Dans le cas de Gino, la justice parisienne a suivi la Cour de Milan qui, il y a un an, avait refusé d’extrader le militant antifasciste Gabriele vers Budapest. Les juges ont ainsi réaffirmé que la Hongrie violait des valeurs centrales de la Convention européenne des droits de l’homme. Les juré·es mettent en doute les efforts de «prévention de la torture» et le droit à un «procès équitable». Des conditions de détention et de procès inacceptables dans «l’affaire de Budapest» avaient été précédemment attestées par des rapports d’antifas emprisonné·es et de leurs soutiens. Des images de prisonnièr·es entravé·es et tenu·es en laisse devant le tribunal ont choqué l’opinion publique.

La diffamation publique des dissident·es et la normalisation de l’agitation néofasciste font par-tie intégrante du discours du parti majoritaire Fidesz. Celles et ceux qui rendent hommage chaque année au nazisme à Budapest sont considéré·es comme des «citoyen·nes intègres» et les antifas sont élevé·es au rang de «criminel·les». Ici, une minimisation totale du nazisme rencontre l’épouvantail bienvenu de l’antifascisme, qui est même assimilé au «terrorisme» à des fins de persécution internationale. La condamnation est préalable, tandis que le mandat d’arrêt européen est utilisé à mauvais escient. Et même au-delà de «l’affaire de Budapest», l’État hongrois s’efforce d’abuser du droit politiquement. L’interdiction de la Pride ou le refus de respecter les statuts de la Cour pénale internationale n’en sont que les exemples les plus récents. Orbán fait de la justice hongroise un instrument pour son autocratie électorale.

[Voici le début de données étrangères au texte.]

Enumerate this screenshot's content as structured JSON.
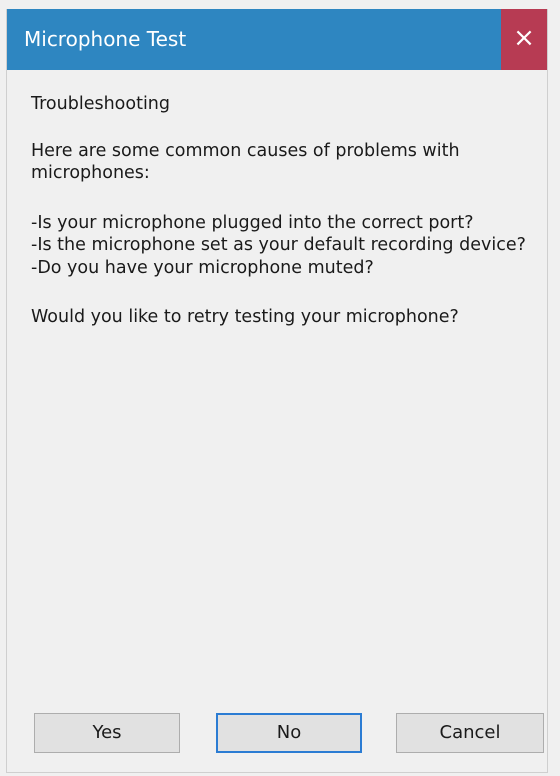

Il existe aujourd’hui suffisamment d’arguments pour ne pas accepter les extraditions vers la Hongrie. Mais une appropriation de ces procédures par les tribunaux européens est également plus que douteuse, car les motifs politiques constituent la base des enquêtes. Les normes juridiques européennes sont négligées dans les procédures. Lorsque la Hongrie construit une «tentative d’assassinat par une organisation criminelle» à partir des affrontements en marge de la «Journée de l’honneur», cela semble aussi peu sérieux que lorsque la justice écrit dans l’affaire de Gino avant même l’ouverture du procès: «Monsieur Abazaj purgera sa peine à la prison cen-trale de Budapest».

Dans ce contexte, les autorités allemandes recherchent depuis des années, avec un succès limité, à exécuter d’autres mandats d’arrêt européens pour Orbán. Sept antifascistes se sont rendu·es en janvier de cette année afin d’échapper aux poursuites de la Hongrie. Actuellement, iels doivent craindre d’être expulsé·es en raison des mêmes affrontements. Mais le recul des normes de l’État de droit et l’assourdissant acharnement de l’administration Orbán contre les mouvements sociaux devraient également réveiller les autorités allemandes. Les lacunes systémiques de la justice hongroise, qui ont été prouvées à plusieurs reprises, doivent être prises en compte dans les futures décisions et ne laissent qu’une seule conclusion: liberté pour toustes les antifascistes!